Die Abhängigkeit des Krebses von diesem Weg ist absolut. Als die Forscher in der Studie Medikamente einsetzten, um die TLR3/TRAF6-Sensoren zu blockieren, wurde das Entzündungssignal unterbrochen. Ohne sie starben die Bauchspeicheldrüsenkrebszellen. Entscheidend ist, dass gesunde Zellen unbeeinträchtigt blieben, was darauf hindeutet, dass Behandlungen, die auf diesen Signalweg abzielen, hochspezifisch sein und weniger Nebenwirkungen haben könnten als herkömmliche Chemotherapie.

Warum das für Patienten wichtig ist

Bauchspeicheldrüsenkrebs ist bekanntermaßen schwer zu behandeln, da er oft erst in einem späten Stadium diagnostiziert wird, nachdem er sich ausgebreitet hat. Die derzeitigen Behandlungsmöglichkeiten sind begrenzt und die Prognose für viele Patienten bleibt schlecht. Die Entdeckung einer „tödlichen Sucht“ in diesen Zellen bietet eine neue Richtung für die Therapie.

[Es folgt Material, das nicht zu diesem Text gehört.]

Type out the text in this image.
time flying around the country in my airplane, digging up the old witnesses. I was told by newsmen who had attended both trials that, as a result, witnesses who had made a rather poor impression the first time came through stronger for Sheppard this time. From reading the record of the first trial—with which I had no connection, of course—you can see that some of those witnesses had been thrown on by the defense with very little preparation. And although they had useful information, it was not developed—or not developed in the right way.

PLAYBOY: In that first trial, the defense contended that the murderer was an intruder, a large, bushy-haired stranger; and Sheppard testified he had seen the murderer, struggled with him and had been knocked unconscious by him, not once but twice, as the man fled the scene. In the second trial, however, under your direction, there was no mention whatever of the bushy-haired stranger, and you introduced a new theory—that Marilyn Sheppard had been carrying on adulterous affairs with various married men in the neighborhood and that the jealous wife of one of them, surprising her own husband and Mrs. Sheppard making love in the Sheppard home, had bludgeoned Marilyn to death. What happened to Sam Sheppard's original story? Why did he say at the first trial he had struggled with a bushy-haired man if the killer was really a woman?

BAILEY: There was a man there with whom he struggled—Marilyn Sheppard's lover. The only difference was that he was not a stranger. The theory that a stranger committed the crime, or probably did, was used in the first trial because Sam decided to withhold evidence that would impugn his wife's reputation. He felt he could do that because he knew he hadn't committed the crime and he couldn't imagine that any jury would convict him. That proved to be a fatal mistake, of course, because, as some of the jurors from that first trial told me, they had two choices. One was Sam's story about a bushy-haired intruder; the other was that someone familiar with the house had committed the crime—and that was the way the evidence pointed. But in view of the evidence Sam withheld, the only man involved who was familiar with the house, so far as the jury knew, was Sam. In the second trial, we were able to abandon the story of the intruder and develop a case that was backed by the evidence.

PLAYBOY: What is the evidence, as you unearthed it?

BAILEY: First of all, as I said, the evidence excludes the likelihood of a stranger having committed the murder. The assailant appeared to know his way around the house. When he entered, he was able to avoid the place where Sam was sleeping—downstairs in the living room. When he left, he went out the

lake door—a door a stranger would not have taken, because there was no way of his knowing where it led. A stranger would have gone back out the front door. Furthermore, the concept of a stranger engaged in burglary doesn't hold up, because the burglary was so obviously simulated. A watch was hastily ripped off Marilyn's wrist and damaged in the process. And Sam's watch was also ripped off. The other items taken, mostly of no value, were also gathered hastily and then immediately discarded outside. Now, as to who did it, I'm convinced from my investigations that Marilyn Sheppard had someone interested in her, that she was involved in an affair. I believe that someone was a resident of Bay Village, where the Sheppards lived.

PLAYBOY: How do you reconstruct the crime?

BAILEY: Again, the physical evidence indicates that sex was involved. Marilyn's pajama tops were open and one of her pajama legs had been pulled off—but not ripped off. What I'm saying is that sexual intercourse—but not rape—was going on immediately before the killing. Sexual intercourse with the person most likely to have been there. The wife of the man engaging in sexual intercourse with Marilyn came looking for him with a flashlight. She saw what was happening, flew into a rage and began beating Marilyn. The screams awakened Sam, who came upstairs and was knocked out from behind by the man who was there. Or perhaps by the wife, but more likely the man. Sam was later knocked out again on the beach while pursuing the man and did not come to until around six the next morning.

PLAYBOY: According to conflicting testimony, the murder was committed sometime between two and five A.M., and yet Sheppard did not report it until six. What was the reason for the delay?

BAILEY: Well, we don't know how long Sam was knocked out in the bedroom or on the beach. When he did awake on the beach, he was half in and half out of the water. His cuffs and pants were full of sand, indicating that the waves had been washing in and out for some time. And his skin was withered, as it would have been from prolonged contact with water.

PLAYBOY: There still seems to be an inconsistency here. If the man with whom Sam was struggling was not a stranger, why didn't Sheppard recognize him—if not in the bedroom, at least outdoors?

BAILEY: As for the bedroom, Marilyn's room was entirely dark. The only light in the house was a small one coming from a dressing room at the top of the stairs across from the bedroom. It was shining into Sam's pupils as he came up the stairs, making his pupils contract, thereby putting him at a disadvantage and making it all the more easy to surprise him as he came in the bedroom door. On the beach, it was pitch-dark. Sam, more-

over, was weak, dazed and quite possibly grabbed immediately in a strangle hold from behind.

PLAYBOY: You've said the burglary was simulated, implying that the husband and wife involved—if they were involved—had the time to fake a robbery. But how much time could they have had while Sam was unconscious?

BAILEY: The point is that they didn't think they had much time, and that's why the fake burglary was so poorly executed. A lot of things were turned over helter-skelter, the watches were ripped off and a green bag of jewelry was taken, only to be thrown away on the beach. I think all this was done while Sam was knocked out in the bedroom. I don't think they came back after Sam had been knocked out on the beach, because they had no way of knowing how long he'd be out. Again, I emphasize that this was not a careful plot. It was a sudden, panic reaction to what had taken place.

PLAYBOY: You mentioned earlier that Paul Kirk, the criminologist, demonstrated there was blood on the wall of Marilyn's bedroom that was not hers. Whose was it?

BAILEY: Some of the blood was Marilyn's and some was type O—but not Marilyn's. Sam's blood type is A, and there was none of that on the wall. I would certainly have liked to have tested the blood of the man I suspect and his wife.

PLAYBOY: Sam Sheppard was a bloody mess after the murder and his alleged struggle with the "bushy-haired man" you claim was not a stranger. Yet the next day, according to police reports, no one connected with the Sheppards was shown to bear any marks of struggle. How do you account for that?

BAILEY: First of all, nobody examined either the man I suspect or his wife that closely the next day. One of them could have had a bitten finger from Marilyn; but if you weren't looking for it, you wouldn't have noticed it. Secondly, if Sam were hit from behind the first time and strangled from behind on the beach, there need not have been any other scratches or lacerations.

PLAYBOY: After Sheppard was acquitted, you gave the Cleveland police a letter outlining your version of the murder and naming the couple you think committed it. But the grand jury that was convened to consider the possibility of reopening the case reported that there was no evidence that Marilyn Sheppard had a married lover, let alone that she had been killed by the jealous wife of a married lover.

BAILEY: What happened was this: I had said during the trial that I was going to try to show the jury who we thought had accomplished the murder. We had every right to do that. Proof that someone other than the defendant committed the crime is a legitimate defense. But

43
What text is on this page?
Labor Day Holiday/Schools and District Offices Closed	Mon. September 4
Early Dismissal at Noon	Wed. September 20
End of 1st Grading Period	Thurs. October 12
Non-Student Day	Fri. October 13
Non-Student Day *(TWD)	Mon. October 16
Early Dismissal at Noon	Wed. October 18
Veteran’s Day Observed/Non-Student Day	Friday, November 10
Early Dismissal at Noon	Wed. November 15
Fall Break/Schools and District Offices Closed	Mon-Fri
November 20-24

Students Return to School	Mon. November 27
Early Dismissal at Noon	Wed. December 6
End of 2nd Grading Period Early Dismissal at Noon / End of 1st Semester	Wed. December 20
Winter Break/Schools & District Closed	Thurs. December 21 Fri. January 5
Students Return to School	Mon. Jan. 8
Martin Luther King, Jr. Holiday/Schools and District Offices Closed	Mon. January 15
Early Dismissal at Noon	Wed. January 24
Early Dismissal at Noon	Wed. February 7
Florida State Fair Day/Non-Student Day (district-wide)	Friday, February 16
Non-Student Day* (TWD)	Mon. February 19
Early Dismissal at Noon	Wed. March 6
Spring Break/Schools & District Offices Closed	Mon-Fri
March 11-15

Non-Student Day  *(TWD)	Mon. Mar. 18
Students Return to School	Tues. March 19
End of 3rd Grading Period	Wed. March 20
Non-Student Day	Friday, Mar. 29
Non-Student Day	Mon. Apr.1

„Für Patienten mit Bauchspeicheldrüsenkrebs sind die Möglichkeiten nach wie vor viel zu begrenzt und die Prognose viel zu oft verheerend“, sagte Dr. Nicholas Petrelli, Co-Autor und Direktor des Cawley Center for Translational Cancer Research bei ChristianaCare. „Was diesen Befund so spannend macht, ist, dass er uns auf eine echte Schwachstelle des Krebses selbst hinweist – eine, die wir möglicherweise therapeutisch ausnutzen können.“

In Mausmodellen konnte durch die Hemmung dieses Signalwegs das Tumorwachstum erfolgreich gestoppt werden. Die nächsten Schritte für das Forschungsteam bestehen darin, genau zu untersuchen, wie Mic60-Schäden zum RNA-Leckage führen, und Inhibitoren zu entwickeln, die den TLR3/TRAF6-Signalweg beim Menschen effektiv angreifen können.

Ein neuer Weg nach vorne

Diese Forschung verändert die Perspektive auf die Art und Weise, wie Tumore sich selbst erhalten. Dies deutet darauf hin, dass das Chaos innerhalb der Maschinerie einer Krebszelle gegen sie gerichtet werden kann. Durch die gezielte Bekämpfung der Entzündungssignale, die durch mitochondriale Schäden entstehen, könnten Ärzte bald über ein wirksames neues Instrument zur Bekämpfung von Bauchspeicheldrüsenkrebs verfügen.

„Die Idee, dass die Reduktion eines Strukturproteins eine Rolle dabei spielen könnte, dass die beschädigten Mitochondrien zu Knotenpunkten für die Stressreaktionssignale werden … war völlig unerwartet“, bemerkte Dr. Altieri.

Diese Entdeckung öffnet nicht nur eine Tür für die Behandlung von Bauchspeicheldrüsenkrebs, sondern wirft auch die Frage auf, ob ähnliche Mechanismen andere Krebsarten auslösen, was möglicherweise die Auswirkungen dieser Forschung auf die gesamte Onkologie ausweitet.